Though not at the bottom rung of society's ladder, most of the characters are struggling to avoid it, not least Nick, the proprietor of the guesthouse, faced with impoverished guests, an increasingly sick wife, and a daughter who has fallen pregnant but is unwilling to accept the (somewhat forced) offer of marriage from an elderly (white) widower. The possibility of Nick's lover providing a financial escape once the probate from her husband's will is settled in her favour evaporates in 'Bleak House' style when costs consume the estate; the outlook is extremely grim with the presence of a gun on stage intimating the worst. However, the denouement, desperately sad as it must be, is nonetheless tinged with unexpected and moving dignity; there is even hope for Marianne as she takes up with someone who may be an escaped prisoner but who is nevertheless kind and honourable (it is noticeable but not forced on one's attention that her name is nearly Mary and his is Joseph). 

The stories are not deeply engaging, being little more than anecdotal, and the idea of a motley group of people thrown together by circumstance lends only a superficial unity to the proceedings, but all this is hardly the point. The production owes its deserved success to the wonderful songs - the lyrics are revealed to be at times heart-wrenchingly appropriate despite their familiarity - and to the inventive way in which they have been adapted to suit the situation. Add to this the skill and commitment of the instrumentalists and the singers, and the result is a poignant insight into the lyricism of Dylan's songs arising from a really entertaining ensemble piece. Curiously, the title song was omitted from the performance we saw, even though it was listed in the program, but many other songs were a sheer joy to listen to.

Friday 1 September 2017

Yerma

by Simon Stone after Federico Garcia Lorca

seen by live streaming from the Young Vic on 31 August 2017

Simon Stone directs his own radical re-working of Lorca's play, with Billie Piper as 'Her', Brendan Cowell as her partner John, Maureen Beattie as her mother Helen, Charlotte Randle as her sister Mary, John Macmillan as her ex-boyfriend Victor and Thalissa Teixeira as her friend Des.

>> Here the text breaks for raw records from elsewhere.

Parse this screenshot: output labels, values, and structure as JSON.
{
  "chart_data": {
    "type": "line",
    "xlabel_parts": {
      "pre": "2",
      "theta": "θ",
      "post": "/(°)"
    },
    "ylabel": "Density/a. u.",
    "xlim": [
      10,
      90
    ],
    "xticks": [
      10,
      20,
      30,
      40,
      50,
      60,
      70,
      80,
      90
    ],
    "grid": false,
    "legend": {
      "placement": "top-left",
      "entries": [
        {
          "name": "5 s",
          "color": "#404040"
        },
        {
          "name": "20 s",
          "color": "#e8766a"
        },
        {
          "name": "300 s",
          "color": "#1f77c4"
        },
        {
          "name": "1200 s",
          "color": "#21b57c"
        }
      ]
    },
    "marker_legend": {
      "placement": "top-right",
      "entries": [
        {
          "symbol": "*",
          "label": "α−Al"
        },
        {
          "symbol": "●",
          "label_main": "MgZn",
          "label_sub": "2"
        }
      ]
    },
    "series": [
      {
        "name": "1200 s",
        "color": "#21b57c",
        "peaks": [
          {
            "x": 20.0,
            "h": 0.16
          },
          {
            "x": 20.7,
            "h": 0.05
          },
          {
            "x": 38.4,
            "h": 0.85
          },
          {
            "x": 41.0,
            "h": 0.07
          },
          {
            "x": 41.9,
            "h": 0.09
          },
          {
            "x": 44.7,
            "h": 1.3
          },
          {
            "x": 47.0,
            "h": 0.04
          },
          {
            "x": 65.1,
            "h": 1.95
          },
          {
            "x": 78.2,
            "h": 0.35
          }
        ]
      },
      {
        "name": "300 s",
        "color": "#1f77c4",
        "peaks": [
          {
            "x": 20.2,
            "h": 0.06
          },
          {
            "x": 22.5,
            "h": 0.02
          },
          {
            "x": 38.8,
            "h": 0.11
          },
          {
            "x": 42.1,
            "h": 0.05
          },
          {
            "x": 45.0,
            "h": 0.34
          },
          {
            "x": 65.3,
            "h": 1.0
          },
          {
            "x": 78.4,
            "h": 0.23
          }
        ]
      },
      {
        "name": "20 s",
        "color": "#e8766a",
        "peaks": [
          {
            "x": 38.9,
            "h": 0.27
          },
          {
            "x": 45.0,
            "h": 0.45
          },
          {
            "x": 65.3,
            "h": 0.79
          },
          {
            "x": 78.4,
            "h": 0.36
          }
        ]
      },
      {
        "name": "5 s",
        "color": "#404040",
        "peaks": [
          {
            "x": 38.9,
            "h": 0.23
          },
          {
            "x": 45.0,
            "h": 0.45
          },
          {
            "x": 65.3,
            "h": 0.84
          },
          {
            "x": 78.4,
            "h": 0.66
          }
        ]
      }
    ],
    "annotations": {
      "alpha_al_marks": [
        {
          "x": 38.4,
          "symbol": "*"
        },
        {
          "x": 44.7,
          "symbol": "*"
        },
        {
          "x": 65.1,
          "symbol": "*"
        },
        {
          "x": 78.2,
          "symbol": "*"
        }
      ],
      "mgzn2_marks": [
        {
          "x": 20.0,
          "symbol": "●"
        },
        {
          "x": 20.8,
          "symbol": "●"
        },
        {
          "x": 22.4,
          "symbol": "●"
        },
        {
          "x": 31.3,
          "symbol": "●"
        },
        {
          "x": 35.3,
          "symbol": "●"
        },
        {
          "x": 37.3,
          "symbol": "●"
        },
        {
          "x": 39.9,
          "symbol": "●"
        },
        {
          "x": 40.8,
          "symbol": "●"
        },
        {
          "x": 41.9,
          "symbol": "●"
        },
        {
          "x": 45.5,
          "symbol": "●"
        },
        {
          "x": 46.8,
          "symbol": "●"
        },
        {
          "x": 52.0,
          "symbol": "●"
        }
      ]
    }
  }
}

The original play, written in 1934, is set in rural Spain where Yerma, a farmer's wife, is unable to bear a child in a society where childbearing is central to a woman's identity and value. It is quite a jump - but in the event largely a successful one - for Simon Stone to have reset this predicament in contemporary London (with some up-to-the-minute references to current politics), where it might be imagined that the issue of childbearing is less fraught by crippling social mores. Billie Piper's character, no longer given a name, is bubbly, self-assured, flirtatious with her indulgent partner, either unaware of or unfazed by his self-absorbed approach to intimate relationships. Only as they celebrate moving into a new (large) home in an up-and-coming but still affordable part of London, and she announces that they should think of having a child, are there hints that the two might have awkwardly different views about the prospect.